How robust are multilingual wordlists? Implications for language trees and colexification data

Event: How Robust Are Multilingual Wordlists? Implications for Language Trees and Colexification Data?

Date: Friday 26 June 2026

Time: 12:00-13:30

Venue: Online via Zoom

The Linguistic Circle Seminar will be delivered by Mr David Snee (PhD Candidate, University of Passau, Chair of Multilingual Computational Linguistics).

Abstract
Multilingual wordlists are datasets which provide translations for the same set of concepts across a number of languages. These wordlists are widely used to compare languages and reconstruct their evolutionary histories, yet we know surprisingly little about how early decisions in the preparation of these datasets influence the results of later analyses.

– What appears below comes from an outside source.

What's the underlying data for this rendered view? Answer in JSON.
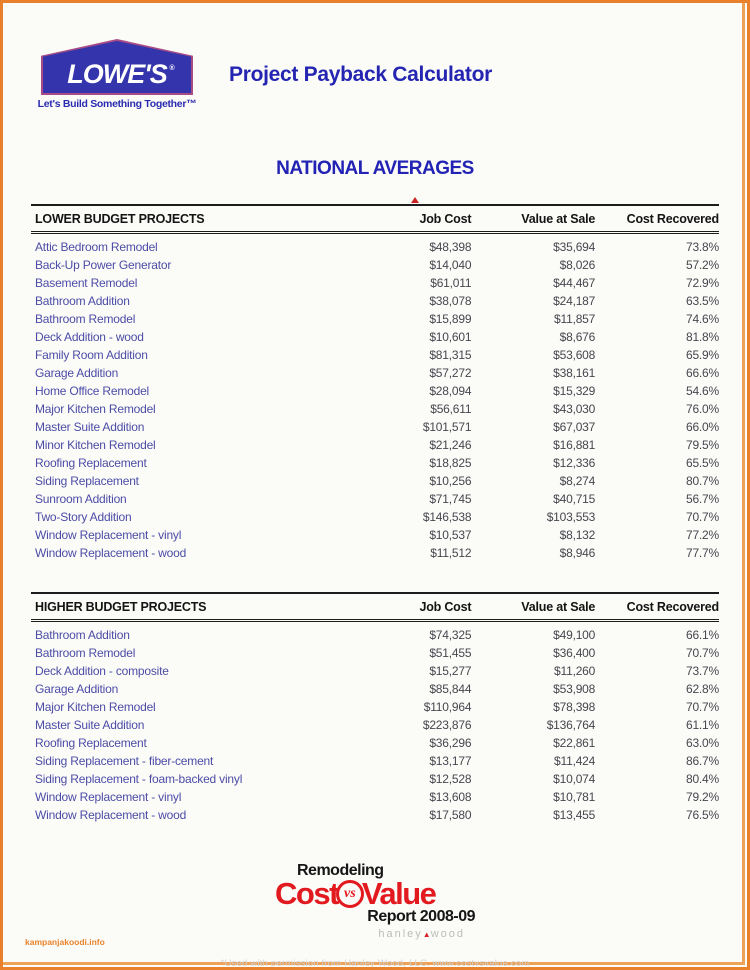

This talk initially examines how different researchers translate the same concepts when they compile multilingual wordlists. In a sample of 10 datasets covering 9 language families, we find that only about 83% of concept translations result in the same word form, and only 23% use identical phonetic transcriptions.

In a second study using 7 datasets from 5 language families, we test how these differences affect computationally inferred trees that model evolutionary relationships between languages using Bayesian statistics.

The results show that variation in concept translation can noticeably change the resulting trees, suggesting alternative evolutionary relationships between languages. Additional analyses suggest that these differences mainly impact smaller subgroups, while the major branches of language families typically remain stable.

A closer look at the Indo-European and Tupian datasets illustrates, with examples, how concept translation variation can influence relationships within these language trees. Finally, the talk will discuss our work on the robustness of colexification data in the CLICS4 database.

A colexification occurs when the same word expresses more than one concept, for example the German word Bank can refer to both a BENCH and to a BANK. Our work aims to more easily facilitate targeted analyses in this area by mapping the CLICS4 data topology more effectively.

Ultimately, the talk highlights the need to explicitly address data robustness in computational historical linguistics.